Transform DataFrame and compute diff-in-diff
Company: Uber
Role: Data Scientist
Category: Data Manipulation (SQL/Python)
Difficulty: easy
Interview Round: Technical Screen
You are given a pandas DataFrame `df` with the following columns:
- `unit_id` (string): entity identifier (e.g., user, city, driver)
- `group` (string): either `'treatment'` or `'control'`
- `period` (string): either `'pre'` or `'post'`
- `y` (string): outcome stored as a string (should be numeric), with **exactly one missing value** (NaN)
Tasks:
1. Convert `y` from string to integer (assume all non-missing values are valid integer strings, e.g. `'12'`).

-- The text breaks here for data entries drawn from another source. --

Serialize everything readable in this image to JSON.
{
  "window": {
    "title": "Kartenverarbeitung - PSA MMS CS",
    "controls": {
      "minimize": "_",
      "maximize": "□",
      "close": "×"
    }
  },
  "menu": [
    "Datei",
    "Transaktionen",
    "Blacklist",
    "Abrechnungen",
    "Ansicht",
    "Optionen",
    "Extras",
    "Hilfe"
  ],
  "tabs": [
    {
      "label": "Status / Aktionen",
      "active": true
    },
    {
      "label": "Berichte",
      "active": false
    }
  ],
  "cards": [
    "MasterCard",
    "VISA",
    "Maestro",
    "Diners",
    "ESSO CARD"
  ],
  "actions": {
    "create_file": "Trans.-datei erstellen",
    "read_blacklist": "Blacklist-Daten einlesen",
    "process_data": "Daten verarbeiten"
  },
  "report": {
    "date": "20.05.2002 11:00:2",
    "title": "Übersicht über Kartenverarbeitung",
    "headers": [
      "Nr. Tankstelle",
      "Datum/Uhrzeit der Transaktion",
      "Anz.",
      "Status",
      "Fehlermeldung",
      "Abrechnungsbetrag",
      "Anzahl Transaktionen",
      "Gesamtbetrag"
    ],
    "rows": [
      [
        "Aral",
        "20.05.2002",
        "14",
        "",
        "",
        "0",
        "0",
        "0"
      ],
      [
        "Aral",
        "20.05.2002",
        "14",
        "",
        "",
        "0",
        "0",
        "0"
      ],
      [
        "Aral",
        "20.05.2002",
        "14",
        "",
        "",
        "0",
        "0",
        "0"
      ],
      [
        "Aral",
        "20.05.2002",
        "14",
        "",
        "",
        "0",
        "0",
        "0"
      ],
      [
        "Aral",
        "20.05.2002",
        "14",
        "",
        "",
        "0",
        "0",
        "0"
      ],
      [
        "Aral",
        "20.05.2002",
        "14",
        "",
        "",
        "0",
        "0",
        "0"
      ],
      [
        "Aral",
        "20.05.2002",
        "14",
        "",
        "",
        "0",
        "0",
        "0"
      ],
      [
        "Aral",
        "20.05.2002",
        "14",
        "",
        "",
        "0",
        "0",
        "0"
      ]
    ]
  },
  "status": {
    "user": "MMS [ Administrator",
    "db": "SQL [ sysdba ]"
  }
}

2. Impute the missing value in `y` using the **simple (unconditional) average** of the non-missing `y` values.
3. After steps (1)–(2), compute the **difference-in-differences (DiD)** estimate of the treatment effect on `y`:
\[
\text{DiD} = (\overline{y}_{\text{treat, post}} - \overline{y}_{\text{treat, pre}}) - (\overline{y}_{\text{ctrl, post}} - \overline{y}_{\text{ctrl, pre}})
\]
Return the scalar DiD estimate (and optionally the intermediate group-period means used).
Quick Answer: This question evaluates proficiency in data cleaning (type conversion), missing-data handling, group-period aggregation, and estimating treatment effects via difference-in-differences.